Солдаты без оружия | страница 82



«Жизнь меня таким сделала», — однажды сказал он ей.

А жизнь у Василия Малыгина была такая-этакая. Отца и мать не помнит. Воспитывался у дяди, сам — девятый. С голоду не умирал, но и ласки не видел. Добрых слов — на пальцах перечесть, а недобрых — горы. Дядя-то был ничего, только пил запоем, а жинка его, Евгения Пудовна, — злыдня. Когда Вася сказку о бабе-яге впервые услышал, то именно Евгенией Пудовной он и представил ее, хотя благодетельница его была и не худа и на вид недурна собой. Но руглива, зла и жадна до лютости.

Заводилась из-за любого пустяка, из-за того, что курица снесла яичко не там, а зло вымещала на нем, на приемыше. Битым, в синяках ходил он с малых лет. Думал, уродом вырастет, неполноценным. Но нет, ничего, здоровяк, покрепче других вымахал.

Вот сейчас удивляются, чего он такой черствый, такой бессердечный, не погрустит, не заплачет, если товарища, даже друга убьют. А он все слезы, всю грусть, весь свой лимит еще в детстве истратил — все выплакал, все выстрадал. Наподдает ему хозяйка ни за что чем попадя, да еще и плакать не дает: «Замри, шмокодявка. Жрешь чужое да еще веньгаешь».

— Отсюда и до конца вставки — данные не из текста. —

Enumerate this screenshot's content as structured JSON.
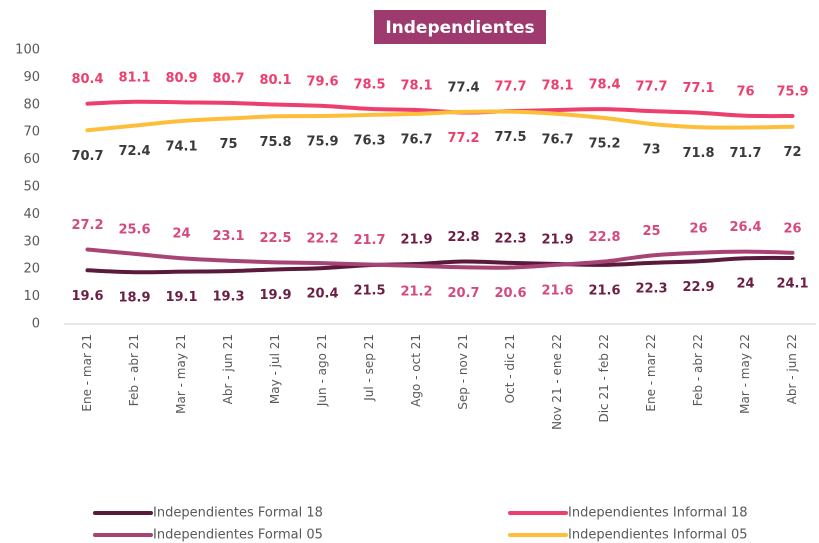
{
  "chart_data": {
    "type": "line",
    "title": "Independientes",
    "categories": [
      "Ene - mar 21",
      "Feb - abr 21",
      "Mar - may 21",
      "Abr - jun 21",
      "May - jul 21",
      "Jun - ago 21",
      "Jul - sep 21",
      "Ago - oct 21",
      "Sep - nov 21",
      "Oct - dic 21",
      "Nov 21 - ene 22",
      "Dic 21 - feb 22",
      "Ene - mar 22",
      "Feb - abr 22",
      "Mar - may 22",
      "Abr - jun 22"
    ],
    "series": [
      {
        "name": "Independientes Formal 18",
        "color": "#5a1a3c",
        "label_color": "#6b1f45",
        "values": [
          19.6,
          18.9,
          19.1,
          19.3,
          19.9,
          20.4,
          21.5,
          21.9,
          22.8,
          22.3,
          21.9,
          21.6,
          22.3,
          22.9,
          24.0,
          24.1
        ]
      },
      {
        "name": "Independientes Informal 18",
        "color": "#ec3f6e",
        "label_color": "#ec3f6e",
        "values": [
          80.4,
          81.1,
          80.9,
          80.7,
          80.1,
          79.6,
          78.5,
          78.1,
          77.2,
          77.7,
          78.1,
          78.4,
          77.7,
          77.1,
          76.0,
          75.9
        ]
      },
      {
        "name": "Independientes Formal 05",
        "color": "#a84474",
        "label_color": "#d44a80",
        "values": [
          27.2,
          25.6,
          24.0,
          23.1,
          22.5,
          22.2,
          21.7,
          21.2,
          20.7,
          20.6,
          21.6,
          22.8,
          25.0,
          26.0,
          26.4,
          26.0
        ]
      },
      {
        "name": "Independientes Informal 05",
        "color": "#fdbf3a",
        "label_color": "#3a3a3a",
        "values": [
          70.7,
          72.4,
          74.1,
          75.0,
          75.8,
          75.9,
          76.3,
          76.7,
          77.4,
          77.5,
          76.7,
          75.2,
          73.0,
          71.8,
          71.7,
          72.0
        ]
      }
    ],
    "ylim": [
      0,
      100
    ],
    "yticks": [
      0,
      10,
      20,
      30,
      40,
      50,
      60,
      70,
      80,
      90,
      100
    ],
    "grid": false,
    "legend": "bottom"
  }
}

Был у него укромный уголок, в огороде, за акациями, а зимой на полатях. Там он и плакал беззвучно, закусив губу или палец. И там же братьям и сестрам своим неродным сдачи давал, если они его обижали. Заманит, будто бы показать что, и наподдает до устали. Правда, большинство ребятишек на его стороне были, только Генка, старший, да Малашка, средняя, под мамину дудку плясали. А Фроська блинов приносила. Пашка шубейку свою давал. Минька коньки одалживал. А самый старший, Пров, тот прямо за него вступался, против матери шел.

У Василька одно оружие было — он сам, его способности, его характер. Этим и брал — старательностью, смышленостью, сметкой и ловкостью. Сперва в играх, а потом в учебе, в работе. Последним ему нигде нельзя было быть. Только первым. И он был первым. И когда его очень обижали и он не мог отбиться, то упорно твердил: «А я все одно вас лудшее. Все одно лудшее».

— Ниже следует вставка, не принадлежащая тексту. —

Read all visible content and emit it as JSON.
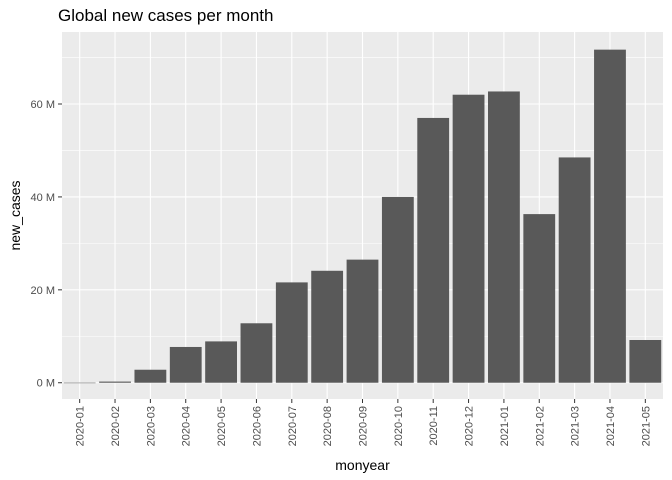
{
  "chart_data": {
    "type": "bar",
    "title": "Global new cases per month",
    "xlabel": "monyear",
    "ylabel": "new_cases",
    "categories": [
      "2020-01",
      "2020-02",
      "2020-03",
      "2020-04",
      "2020-05",
      "2020-06",
      "2020-07",
      "2020-08",
      "2020-09",
      "2020-10",
      "2020-11",
      "2020-12",
      "2021-01",
      "2021-02",
      "2021-03",
      "2021-04",
      "2021-05"
    ],
    "values": [
      10000,
      250000,
      2800000,
      7700000,
      8900000,
      12800000,
      21600000,
      24100000,
      26500000,
      40000000,
      57000000,
      62000000,
      62700000,
      36300000,
      48500000,
      71700000,
      9200000
    ],
    "ylim": [
      -3500000,
      75500000
    ],
    "yticks": [
      0,
      20000000,
      40000000,
      60000000
    ],
    "ytick_labels": [
      "0 M",
      "20 M",
      "40 M",
      "60 M"
    ],
    "grid": true,
    "legend": "none",
    "colors": {
      "bar": "#595959",
      "panel": "#ebebeb",
      "grid": "#ffffff"
    }
  }
}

Учился он в сельской школе, тогда она называлась ШКМ — школа крестьянской молодежи. И там ему уготованы были новые испытания. Почему-то одна из учительниц, Тамара Михайловна, его любила, а другая, по истории и литературе, Дарья Гавриловна, не любила. Значительно позже он понял: учительницы не любили друг друга, а проявлялось все это на нем. Паны дрались — у холопчика чуб трещал.

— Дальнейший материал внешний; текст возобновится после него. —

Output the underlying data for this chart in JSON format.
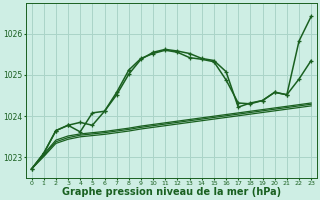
{
  "bg_color": "#ceeee4",
  "grid_color": "#aad4c8",
  "line_color": "#1a6020",
  "xlabel": "Graphe pression niveau de la mer (hPa)",
  "xlabel_fontsize": 7,
  "ylim": [
    1022.5,
    1026.75
  ],
  "yticks": [
    1023,
    1024,
    1025,
    1026
  ],
  "xticks": [
    0,
    1,
    2,
    3,
    4,
    5,
    6,
    7,
    8,
    9,
    10,
    11,
    12,
    13,
    14,
    15,
    16,
    17,
    18,
    19,
    20,
    21,
    22,
    23
  ],
  "series": [
    {
      "x": [
        0,
        1,
        2,
        3,
        4,
        5,
        6,
        7,
        8,
        9,
        10,
        11,
        12,
        13,
        14,
        15,
        16,
        17,
        18,
        19,
        20,
        21,
        22,
        23
      ],
      "y": [
        1022.72,
        1023.08,
        1023.42,
        1023.52,
        1023.57,
        1023.6,
        1023.63,
        1023.67,
        1023.71,
        1023.76,
        1023.8,
        1023.84,
        1023.88,
        1023.92,
        1023.96,
        1024.0,
        1024.04,
        1024.08,
        1024.12,
        1024.16,
        1024.2,
        1024.24,
        1024.28,
        1024.32
      ],
      "has_marker": false,
      "linewidth": 0.9
    },
    {
      "x": [
        0,
        1,
        2,
        3,
        4,
        5,
        6,
        7,
        8,
        9,
        10,
        11,
        12,
        13,
        14,
        15,
        16,
        17,
        18,
        19,
        20,
        21,
        22,
        23
      ],
      "y": [
        1022.72,
        1023.05,
        1023.38,
        1023.48,
        1023.54,
        1023.57,
        1023.6,
        1023.64,
        1023.68,
        1023.73,
        1023.77,
        1023.81,
        1023.85,
        1023.89,
        1023.93,
        1023.97,
        1024.01,
        1024.05,
        1024.09,
        1024.13,
        1024.17,
        1024.21,
        1024.25,
        1024.29
      ],
      "has_marker": false,
      "linewidth": 0.9
    },
    {
      "x": [
        0,
        1,
        2,
        3,
        4,
        5,
        6,
        7,
        8,
        9,
        10,
        11,
        12,
        13,
        14,
        15,
        16,
        17,
        18,
        19,
        20,
        21,
        22,
        23
      ],
      "y": [
        1022.72,
        1023.02,
        1023.34,
        1023.44,
        1023.5,
        1023.53,
        1023.56,
        1023.6,
        1023.64,
        1023.69,
        1023.73,
        1023.77,
        1023.81,
        1023.85,
        1023.89,
        1023.93,
        1023.97,
        1024.01,
        1024.05,
        1024.09,
        1024.13,
        1024.17,
        1024.21,
        1024.25
      ],
      "has_marker": false,
      "linewidth": 0.9
    },
    {
      "x": [
        0,
        1,
        2,
        3,
        4,
        5,
        6,
        7,
        8,
        9,
        10,
        11,
        12,
        13,
        14,
        15,
        16,
        17,
        18,
        19,
        20,
        21,
        22,
        23
      ],
      "y": [
        1022.72,
        1023.1,
        1023.65,
        1023.78,
        1023.62,
        1024.08,
        1024.12,
        1024.58,
        1025.12,
        1025.4,
        1025.52,
        1025.6,
        1025.55,
        1025.42,
        1025.38,
        1025.32,
        1024.88,
        1024.32,
        1024.3,
        1024.38,
        1024.58,
        1024.52,
        1024.9,
        1025.35
      ],
      "has_marker": true,
      "linewidth": 1.1
    },
    {
      "x": [
        0,
        1,
        2,
        3,
        4,
        5,
        6,
        7,
        8,
        9,
        10,
        11,
        12,
        13,
        14,
        15,
        16,
        17,
        18,
        19,
        20,
        21,
        22,
        23
      ],
      "y": [
        1022.72,
        1023.1,
        1023.65,
        1023.78,
        1023.85,
        1023.78,
        1024.12,
        1024.52,
        1025.02,
        1025.38,
        1025.55,
        1025.62,
        1025.58,
        1025.52,
        1025.4,
        1025.35,
        1025.08,
        1024.22,
        1024.32,
        1024.38,
        1024.58,
        1024.52,
        1025.82,
        1026.42
      ],
      "has_marker": true,
      "linewidth": 1.1
    }
  ]
}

Кульминацией этих раздоров был памятный случай. Учился он тогда в пятом классе. Дело было под майский праздник. Вывесили у них в школе стенную газету с рисунками рабочего и крестьянина. И Мишка Дугин подрисовал им усы и бороды. Мишка этот был первый хулиган в школе. Его все боялись, кроме Василька. Василек вообще никого не боялся. В то утро они случайно встретились до уроков. Василек любил рано в школу приходить. И Мишка приперся: «У нас часы остановились». Не успел Василек и глазом моргнуть, Мишка — раз — и сделал свое дело.